Group highlights tours are offered daily. K-12 group tours are also offered, incorporating the Virginia Standards of Learning. All college student tours of VMFA's permanent collection — guided and self-directed — are free. Tours can be requested online.

VMFA's ARTshare is a multiyear digital initiative to expand the museum's digital outreach and make its collection more accessible.

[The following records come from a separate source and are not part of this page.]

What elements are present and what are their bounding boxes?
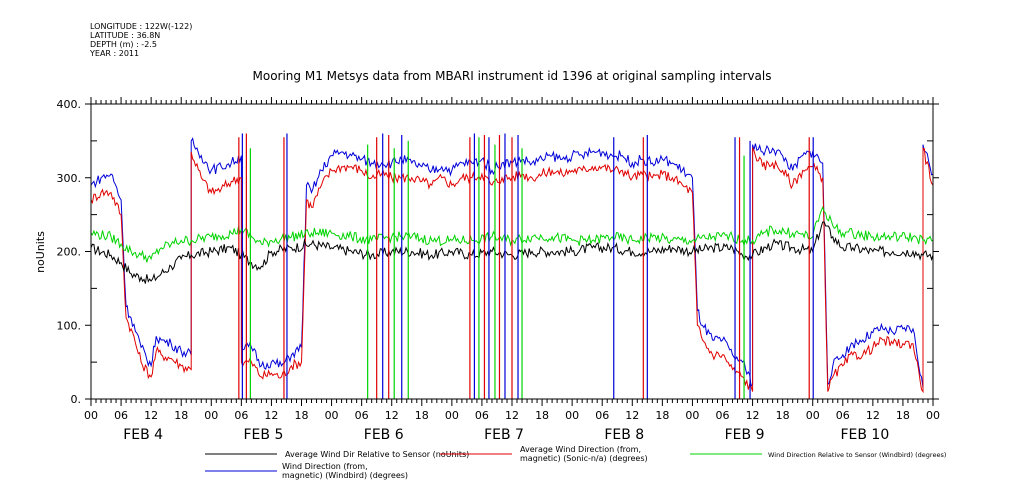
x-tick-label: 12 — [144, 409, 158, 422]
x-tick-label: 06 — [234, 409, 248, 422]
day-label: FEB 5 — [243, 427, 283, 443]
x-tick-label: 12 — [866, 409, 880, 422]
x-tick-label: 12 — [505, 409, 519, 422]
legend-label: Wind Direction Relative to Sensor (Windb… — [768, 451, 946, 459]
x-tick-label: 00 — [204, 409, 218, 422]
x-tick-label: 12 — [625, 409, 639, 422]
x-tick-label: 00 — [685, 409, 699, 422]
day-label: FEB 10 — [840, 427, 889, 443]
x-tick-label: 00 — [926, 409, 940, 422]
day-label: FEB 9 — [725, 427, 765, 443]
y-tick-label: 100. — [57, 319, 82, 332]
y-tick-label: 300. — [57, 172, 82, 185]
x-tick-label: 18 — [896, 409, 910, 422]
y-tick-label: 400. — [57, 98, 82, 111]
year-line: YEAR : 2011 — [90, 49, 140, 58]
x-tick-label: 18 — [655, 409, 669, 422]
x-tick-label: 18 — [415, 409, 429, 422]
x-tick-label: 18 — [174, 409, 188, 422]
axes: 0. 100. 200. 300. 400. 00 06 12 18 00 06 12 18 00 06 12… — [57, 97, 940, 443]
y-axis-label: noUnits — [34, 231, 47, 273]
y-tick-label: 0. — [71, 393, 82, 406]
legend-label: magnetic) (Windbird) (degrees) — [282, 471, 408, 480]
x-tick-label: 06 — [716, 409, 730, 422]
x-tick-label: 06 — [836, 409, 850, 422]
legend-label: magnetic) (Sonic-n/a) (degrees) — [520, 454, 648, 463]
legend-label: Average Wind Direction (from, — [520, 445, 641, 454]
series-line-red — [91, 146, 933, 394]
series-line-blue — [91, 137, 933, 388]
legend-label: Wind Direction (from, — [282, 462, 368, 471]
x-tick-label: 00 — [325, 409, 339, 422]
x-tick-label: 00 — [445, 409, 459, 422]
x-tick-label: 12 — [746, 409, 760, 422]
longitude-line: LONGITUDE : 122W(-122) — [90, 22, 193, 31]
x-tick-label: 12 — [264, 409, 278, 422]
day-label: FEB 8 — [604, 427, 644, 443]
x-tick-label: 18 — [776, 409, 790, 422]
x-tick-label: 12 — [385, 409, 399, 422]
x-tick-label: 06 — [355, 409, 369, 422]
x-tick-label: 18 — [295, 409, 309, 422]
x-tick-label: 00 — [84, 409, 98, 422]
spike-layer — [238, 133, 814, 399]
day-label: FEB 7 — [484, 427, 524, 443]
y-tick-label: 200. — [57, 246, 82, 259]
x-tick-label: 06 — [475, 409, 489, 422]
legend: Average Wind Dir Relative to Sensor (noU… — [205, 445, 946, 480]
x-tick-label: 18 — [535, 409, 549, 422]
mooring-metadata: LONGITUDE : 122W(-122) LATITUDE : 36.8N … — [90, 22, 192, 58]
x-tick-label: 06 — [114, 409, 128, 422]
day-label: FEB 4 — [123, 427, 163, 443]
x-tick-label: 00 — [565, 409, 579, 422]
latitude-line: LATITUDE : 36.8N — [90, 31, 161, 40]
chart-title: Mooring M1 Metsys data from MBARI instru… — [253, 69, 772, 83]
x-tick-label: 00 — [806, 409, 820, 422]
depth-line: DEPTH (m) : -2.5 — [90, 40, 157, 49]
day-label: FEB 6 — [364, 427, 404, 443]
legend-label: Average Wind Dir Relative to Sensor (noU… — [285, 450, 469, 459]
x-tick-label: 06 — [595, 409, 609, 422]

VMFA established a Fellowship Program in 1940 which, by 2011, had delivered grants in excess of $5 million with 1,250 awards to Virginia artists since the program's inception. The fellowship funds come from a privately endowed fund administered by VMFA. The Fellowship Program was initially funded by the late John Lee Pratt of Fredericksburg (the husband of Lillian Pratt, donor of the museum's Fabergé collection). By 2011, fellowships were primarily funded through the Pratt endowment and supplemented by gifts from the Lettie Pate Whitehead Foundation and the J. Warwick McClintic Jr. Scholarship Fund. Notable recipients of VMFA fellowship grants include Vince Gilligan, Emmet Gowin, David Freed, Laura Pharis, Richard Carlyon, and Nell Blaine.

In 2004 VMFA deaccessed a Sixteenth Century French painting, Portrait of Jean d’Albon, which had been stolen from the Jewish Austrian collector Julius Priester by the Gestapo in 1944. Donated to the museum anonymously, it had been purchased by Newhouse Galleries in 1950 from Frederick Mont.